Anthony Sansone Jr. would not say when he will decide whether to try to join Len Barrie as an owner of the Lightning.
He also declined to identify the "very substantial" financial investment entity he would bring with him.
But the St. Louis real estate mogul offered this Friday:
"We're certainly in the advance stages of due diligence. There's a lot that has to be done and a lot that has to be handicapped."
The process can't move fast enough for Barrie, in the midst of a league-mandated 60-day window to buy out co-owner Oren Koules, with whom he has been squabbling.
If Barrie fails by what is thought to be a mid-September deadline, Koules will get a chance to buy out Barrie. If Koules fails, the team could be put up for sale or returned to former owner Palace Sports & Entertainment, which financed much of OK Hockey's $200 million purchase.
In other words, things are on a fast track, and Sansone, who spent at least a day this week in Tampa doing due diligence and touring the St. Pete Times Forum, may provide Barrie's best and last chance to get it done.
Even so, Sansone said, "Business first, sports fan later. I have no problem watching sports on television or playing them. I don't need to be an owner to identify with that. If this doesn't make sound financial sense, not a chance."
Sansone, 51, would seem to know business.
He is the principal owner of a real estate holding company and said he has a 25 percent stake in the Sansone Group, his family's commercial real estate development firm, which boasts on its Web site it manages $2.5 billion worth of property. He also was part of a group that in 2005 tried to buy the Blues.
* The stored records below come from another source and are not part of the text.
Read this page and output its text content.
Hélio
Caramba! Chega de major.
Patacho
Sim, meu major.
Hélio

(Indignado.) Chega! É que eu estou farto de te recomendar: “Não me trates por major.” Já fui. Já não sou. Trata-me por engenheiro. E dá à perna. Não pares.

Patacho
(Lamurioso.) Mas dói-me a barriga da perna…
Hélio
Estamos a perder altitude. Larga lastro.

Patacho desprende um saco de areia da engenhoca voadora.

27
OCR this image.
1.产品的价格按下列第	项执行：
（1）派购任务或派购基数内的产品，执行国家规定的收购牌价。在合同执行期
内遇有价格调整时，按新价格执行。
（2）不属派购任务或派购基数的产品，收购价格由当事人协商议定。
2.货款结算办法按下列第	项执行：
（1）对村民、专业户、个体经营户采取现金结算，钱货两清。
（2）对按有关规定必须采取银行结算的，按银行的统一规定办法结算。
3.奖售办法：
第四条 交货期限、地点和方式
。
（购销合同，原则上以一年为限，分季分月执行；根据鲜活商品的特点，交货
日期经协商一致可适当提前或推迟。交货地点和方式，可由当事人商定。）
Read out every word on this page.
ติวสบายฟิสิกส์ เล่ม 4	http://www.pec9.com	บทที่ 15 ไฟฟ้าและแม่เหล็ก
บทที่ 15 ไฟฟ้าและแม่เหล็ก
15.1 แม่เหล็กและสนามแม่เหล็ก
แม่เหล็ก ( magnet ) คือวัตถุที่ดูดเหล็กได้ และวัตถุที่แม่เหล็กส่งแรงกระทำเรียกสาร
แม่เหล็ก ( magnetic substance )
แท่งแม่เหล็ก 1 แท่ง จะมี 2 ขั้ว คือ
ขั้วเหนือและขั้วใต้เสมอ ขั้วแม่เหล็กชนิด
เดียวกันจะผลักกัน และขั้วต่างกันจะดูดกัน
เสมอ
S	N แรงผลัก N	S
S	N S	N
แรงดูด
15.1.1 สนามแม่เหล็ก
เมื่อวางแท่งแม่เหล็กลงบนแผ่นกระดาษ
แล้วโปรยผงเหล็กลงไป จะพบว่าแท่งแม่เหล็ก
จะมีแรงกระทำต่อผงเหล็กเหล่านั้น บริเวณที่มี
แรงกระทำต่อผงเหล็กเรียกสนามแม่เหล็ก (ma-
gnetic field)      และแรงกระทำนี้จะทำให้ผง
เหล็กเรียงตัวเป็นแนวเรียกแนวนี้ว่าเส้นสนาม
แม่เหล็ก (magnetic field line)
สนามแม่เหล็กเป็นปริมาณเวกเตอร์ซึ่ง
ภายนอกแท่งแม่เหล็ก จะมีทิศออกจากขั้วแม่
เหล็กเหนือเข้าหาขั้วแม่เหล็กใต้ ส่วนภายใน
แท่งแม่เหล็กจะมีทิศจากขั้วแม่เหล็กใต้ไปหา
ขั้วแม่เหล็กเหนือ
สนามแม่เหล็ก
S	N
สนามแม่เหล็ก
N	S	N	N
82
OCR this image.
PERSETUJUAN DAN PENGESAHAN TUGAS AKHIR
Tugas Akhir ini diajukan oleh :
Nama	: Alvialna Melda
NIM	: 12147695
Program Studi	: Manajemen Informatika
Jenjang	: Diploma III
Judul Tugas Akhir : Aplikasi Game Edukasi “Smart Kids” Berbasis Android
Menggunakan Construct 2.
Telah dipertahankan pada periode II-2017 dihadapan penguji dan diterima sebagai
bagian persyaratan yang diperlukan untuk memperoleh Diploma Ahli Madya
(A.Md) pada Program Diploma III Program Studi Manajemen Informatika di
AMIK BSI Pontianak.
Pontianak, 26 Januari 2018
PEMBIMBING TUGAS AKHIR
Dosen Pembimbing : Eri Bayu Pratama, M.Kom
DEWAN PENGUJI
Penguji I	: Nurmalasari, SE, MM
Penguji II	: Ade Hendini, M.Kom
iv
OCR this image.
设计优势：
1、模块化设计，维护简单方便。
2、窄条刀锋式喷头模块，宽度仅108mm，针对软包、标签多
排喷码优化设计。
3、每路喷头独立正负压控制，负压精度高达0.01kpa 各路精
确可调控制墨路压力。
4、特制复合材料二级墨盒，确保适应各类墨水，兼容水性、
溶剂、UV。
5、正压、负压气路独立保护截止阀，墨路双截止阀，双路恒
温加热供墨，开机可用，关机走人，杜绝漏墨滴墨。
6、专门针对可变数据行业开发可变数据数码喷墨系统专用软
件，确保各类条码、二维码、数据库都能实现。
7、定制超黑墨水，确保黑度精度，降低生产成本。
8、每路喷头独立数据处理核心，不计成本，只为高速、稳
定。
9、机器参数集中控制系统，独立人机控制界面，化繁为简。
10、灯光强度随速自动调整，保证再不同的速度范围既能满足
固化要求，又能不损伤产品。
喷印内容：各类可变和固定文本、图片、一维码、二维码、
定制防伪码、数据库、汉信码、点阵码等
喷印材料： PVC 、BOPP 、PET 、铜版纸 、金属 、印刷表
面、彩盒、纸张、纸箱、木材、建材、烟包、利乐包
Sansone would not speculate whether his familiarity with the league brass would help streamline a process in which he would need 23 of the 30 governors to approve ownership.
Barrie, under a gag order from commissioner Gary Bettman, like everyone else in this situation, wouldn't even acknowledge Sansone as a potential investor.
"We're working under the league's rules and working toward a resolution, if we find one," he said. "As of now, both Oren and me own the team together, and that's all that needs to be said."
What needed to be asked is what Sansone sees in an organization that finished last and next-to-last in the 30-team league the past two seasons and is in such deep financial trouble it apparently will get $14 million in revenue sharing.
He is friendly with St. Louis orthopedist and Lightning minority owner Richard Lehman but said he received no invitation. He said he initiated contact with Barrie himself.
"Certainly, it's a real challenge," Sansone said. "But I like what the NHL is doing from a brand standpoint. I think the leadership is superb. The (collective bargaining agreement) that was negotiated is something that makes a great deal of sense. … It has the potential of being a nice investment. But, again, we're still trying to ascertain what this all really means with the numbers and personnel."
And whether he can help deliver to the Lightning what the NHL wants.
"The NHL," Sansone said, "is looking for stability."
Tanguay pursuit: General manager Brian Lawton did not acknowledge the team is pursuing Alex Tanguay but said it still wants a top-six forward.
"We're still interested," he said. "We have an offer out there."
The scuttlebutt is the Wild is Tampa Bay's main competition, but Lawton said his offer will not increase "unless we move existing players" to free payroll.
Fan fest: The free event is 3-8 p.m. Aug. 29 at the St. Pete Times Forum. A season-ticket holders party will be at 1:30 p.m. An open skate from 6:30 to 8 p.m. will be followed by a charity scrimmage.